At breakfast the following morning, Boris expected everyone to stay for Stanley’s birthday lunch. Instead, Rachel and Jo had other long-standing arrangements and departed with their families. To those who remained, their departure appeared ungracious. Suddenly, it was rather quiet. At lunchtime on the sunlit lawn, Boris was as usual in good spirits, pleased when the staff brought a birthday cake. After the traditional good wishes, Stanley blew out the candles and enjoyed the cake. Soon after, he too left.

One year later, on the eve of Stanley’s eightieth birthday, the unforeseen circumstances of Boris’s premiership had severely tested the nation and the Johnson family. During 2020, as the prime minister battled to save the nation from the Covid pandemic and bankruptcy, the family tensions simmering at Chequers erupted into an irreconcilable feud. Throughout extraordinary roller-coaster weeks in the spring, as Boris faced the possibility of his own death from the Covid virus and the birth of his sixth child, the tensions did not abate. The four older Johnson children had become more bewildered about their father’s second marriage, just as they all queried Boris’s relationship with his fiancée. As Boris struggled to protect 67 million Britons from disaster, his own family – still heralded by many as an enviable model of love, laughter and glory – was disintegrating in the shadows.

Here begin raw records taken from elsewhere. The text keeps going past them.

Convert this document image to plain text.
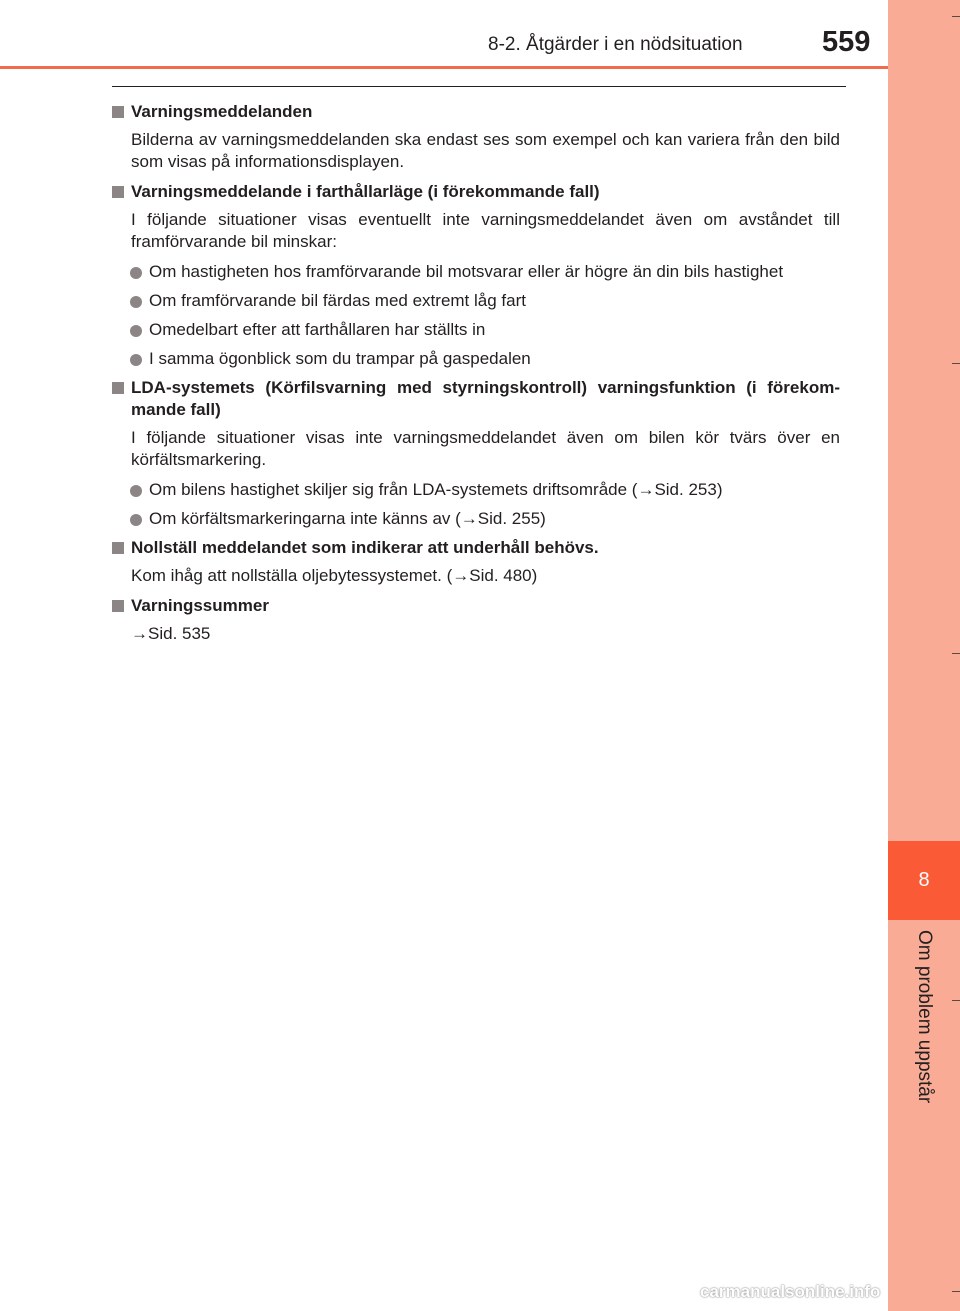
8-2. Åtgärder i en nödsituation	559
8
Om problem uppstår
Varningsmeddelanden

Bilderna av varningsmeddelanden ska endast ses som exempel och kan variera från den bild som visas på informationsdisplayen.

Varningsmeddelande i farthållarläge (i förekommande fall)

I följande situationer visas eventuellt inte varningsmeddelandet även om avståndet till framförvarande bil minskar:

Om hastigheten hos framförvarande bil motsvarar eller är högre än din bils hastighet
Om framförvarande bil färdas med extremt låg fart
Omedelbart efter att farthållaren har ställts in
I samma ögonblick som du trampar på gaspedalen
LDA-systemets (Körfilsvarning med styrningskontroll) varningsfunktion (i förekom-mande fall)

I följande situationer visas inte varningsmeddelandet även om bilen kör tvärs över en körfältsmarkering.

Om bilens hastighet skiljer sig från LDA-systemets driftsområde (→Sid. 253)
Om körfältsmarkeringarna inte känns av (→Sid. 255)
Nollställ meddelandet som indikerar att underhåll behövs.

Kom ihåg att nollställa oljebytessystemet. (→Sid. 480)

Varningssummer

→Sid. 535

carmanualsonline.info
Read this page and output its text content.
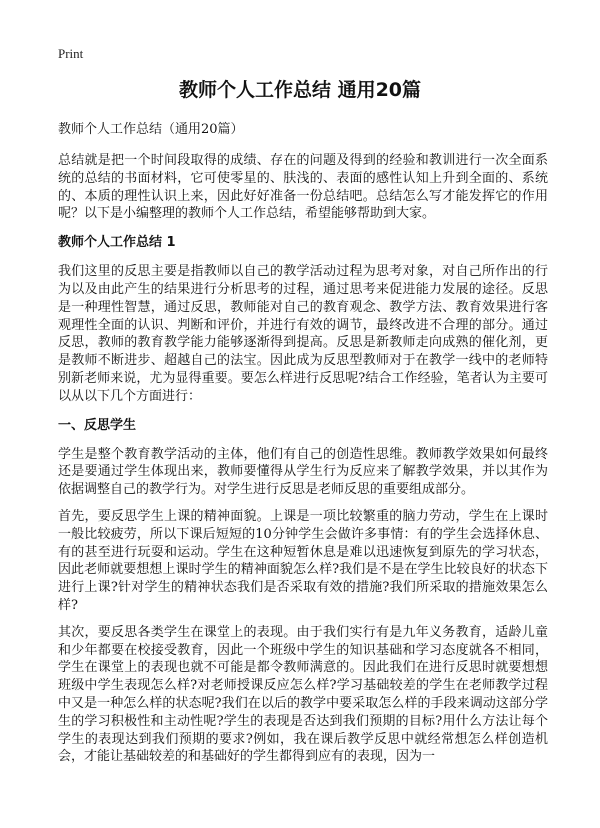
Print
教师个人工作总结 通用20篇

教师个人工作总结（通用20篇）

总结就是把一个时间段取得的成绩、存在的问题及得到的经验和教训进行一次全面系统的总结的书面材料，它可使零星的、肤浅的、表面的感性认知上升到全面的、系统的、本质的理性认识上来，因此好好准备一份总结吧。总结怎么写才能发挥它的作用呢？以下是小编整理的教师个人工作总结，希望能够帮助到大家。

教师个人工作总结 1

我们这里的反思主要是指教师以自己的教学活动过程为思考对象，对自己所作出的行为以及由此产生的结果进行分析思考的过程，通过思考来促进能力发展的途径。反思是一种理性智慧，通过反思，教师能对自己的教育观念、教学方法、教育效果进行客观理性全面的认识、判断和评价，并进行有效的调节，最终改进不合理的部分。通过反思，教师的教育教学能力能够逐渐得到提高。反思是新教师走向成熟的催化剂，更是教师不断进步、超越自己的法宝。因此成为反思型教师对于在教学一线中的老师特别新老师来说，尤为显得重要。要怎么样进行反思呢?结合工作经验，笔者认为主要可以从以下几个方面进行：

一、反思学生

学生是整个教育教学活动的主体，他们有自己的创造性思维。教师教学效果如何最终还是要通过学生体现出来，教师要懂得从学生行为反应来了解教学效果，并以其作为依据调整自己的教学行为。对学生进行反思是老师反思的重要组成部分。

首先，要反思学生上课的精神面貌。上课是一项比较繁重的脑力劳动，学生在上课时一般比较疲劳，所以下课后短短的10分钟学生会做许多事情：有的学生会选择休息、有的甚至进行玩耍和运动。学生在这种短暂休息是难以迅速恢复到原先的学习状态，因此老师就要想想上课时学生的精神面貌怎么样?我们是不是在学生比较良好的状态下进行上课?针对学生的精神状态我们是否采取有效的措施?我们所采取的措施效果怎么样?

其次，要反思各类学生在课堂上的表现。由于我们实行有是九年义务教育，适龄儿童和少年都要在校接受教育，因此一个班级中学生的知识基础和学习态度就各不相同，学生在课堂上的表现也就不可能是都令教师满意的。因此我们在进行反思时就要想想班级中学生表现怎么样?对老师授课反应怎么样?学习基础较差的学生在老师教学过程中又是一种怎么样的状态呢?我们在以后的教学中要采取怎么样的手段来调动这部分学生的学习积极性和主动性呢?学生的表现是否达到我们预期的目标?用什么方法让每个学生的表现达到我们预期的要求?例如，我在课后教学反思中就经常想怎么样创造机会，才能让基础较差的和基础好的学生都得到应有的表现，因为一
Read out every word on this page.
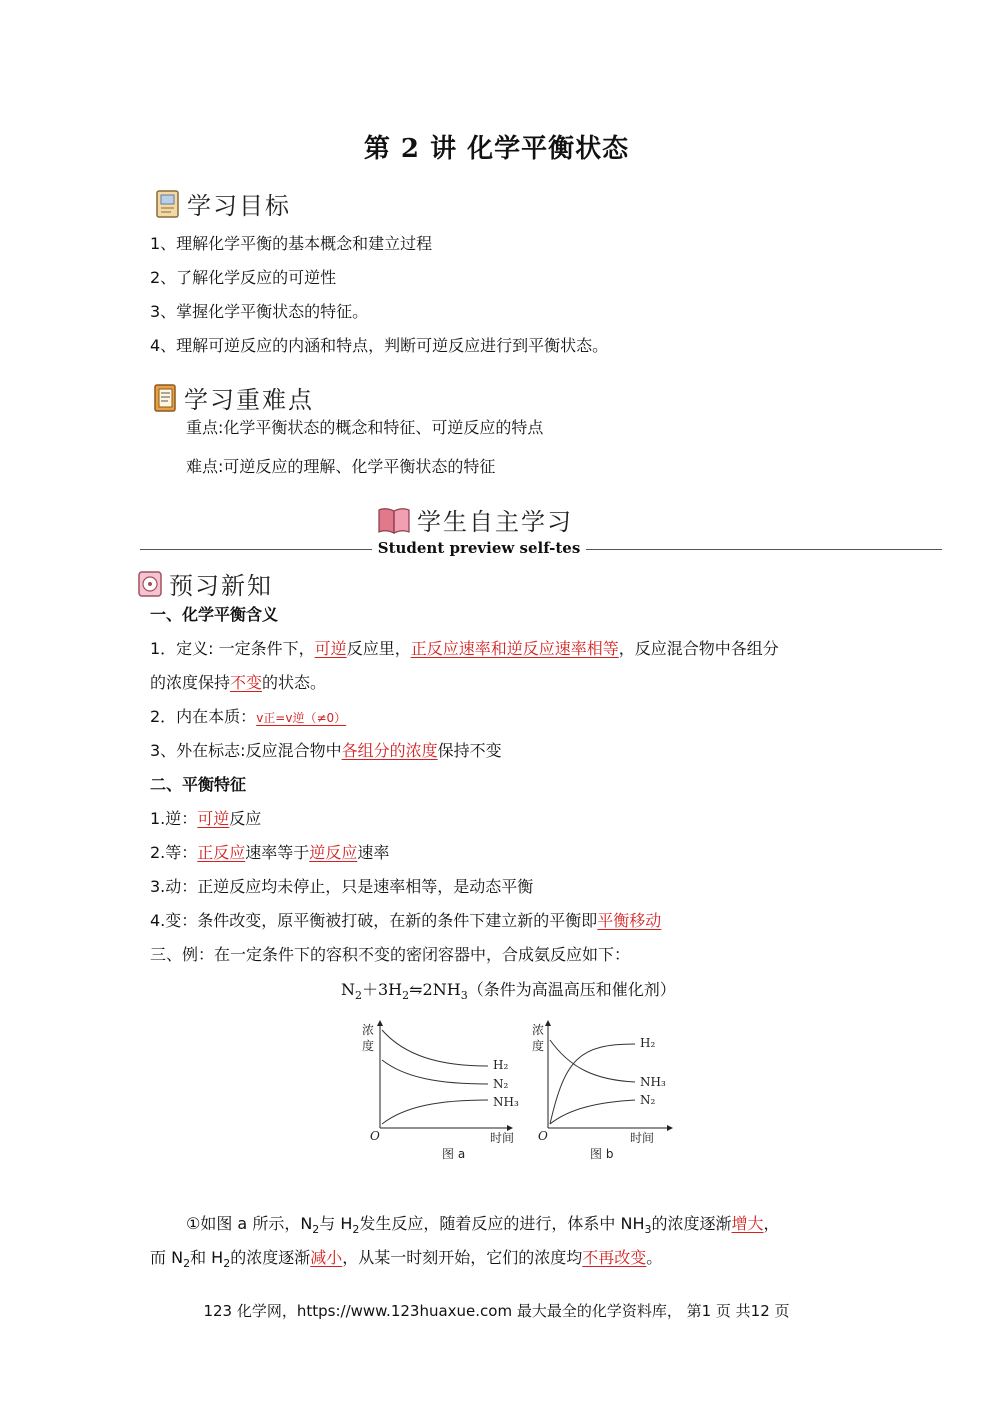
第 2 讲 化学平衡状态
学习目标
1、理解化学平衡的基本概念和建立过程
2、了解化学反应的可逆性
3、掌握化学平衡状态的特征。
4、理解可逆反应的内涵和特点，判断可逆反应进行到平衡状态。
学习重难点
重点:化学平衡状态的概念和特征、可逆反应的特点
难点:可逆反应的理解、化学平衡状态的特征
学生自主学习
Student preview self-tes
预习新知
一、化学平衡含义
1．定义: 一定条件下，可逆反应里，正反应速率和逆反应速率相等，反应混合物中各组分
的浓度保持不变的状态。
2．内在本质：v正=v逆（≠0）
3、外在标志:反应混合物中各组分的浓度保持不变
二、平衡特征
1.逆：可逆反应
2.等：正反应速率等于逆反应速率
3.动：正逆反应均未停止，只是速率相等，是动态平衡
4.变：条件改变，原平衡被打破，在新的条件下建立新的平衡即平衡移动
三、例：在一定条件下的容积不变的密闭容器中，合成氨反应如下：
$N_2+3H_2⇋2NH_3$（条件为高温高压和催化剂）
浓
度
O	时间
H₂
N₂
NH₃
图 a
浓
度
O	时间
H₂
NH₃
N₂
图 b
①如图 a 所示，$N_2$与 $H_2$发生反应，随着反应的进行，体系中 $NH_3$的浓度逐渐增大，
而 $N_2$和 $H_2$的浓度逐渐减小，从某一时刻开始，它们的浓度均不再改变。
123 化学网，https://www.123huaxue.com 最大最全的化学资料库， 第1 页 共12 页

The question asked during those distressing summer months as Britain struggled to return to normality was whether the unseen collapse of the Johnson dynasty was a metaphor for Johnson’s premiership. Besieged by critics that he had ignored the early warnings about the pandemic, that he had failed to oversee his ministers’ chaotic mismanagement of the government’s response, and finally that he ignored his own warnings and caught the virus himself, he emerged hollow-eyed from illness to complaints that he had lost energy and authority. Some of the more detailed complaints have proven to be unfounded, but the long-standing rebuke about his laziness, disorganisation and lack of attention to detail have come to haunt him. Some blame his divorce from Marina, who was ‘unafraid to dispense home truths’, for the absence of an anchor and reality in his life. Contrary to Stanley’s imagination, Marina had held the dynasty together, and the prime minister’s fate was determined by both his loyalty and disloyalty to his friends and family.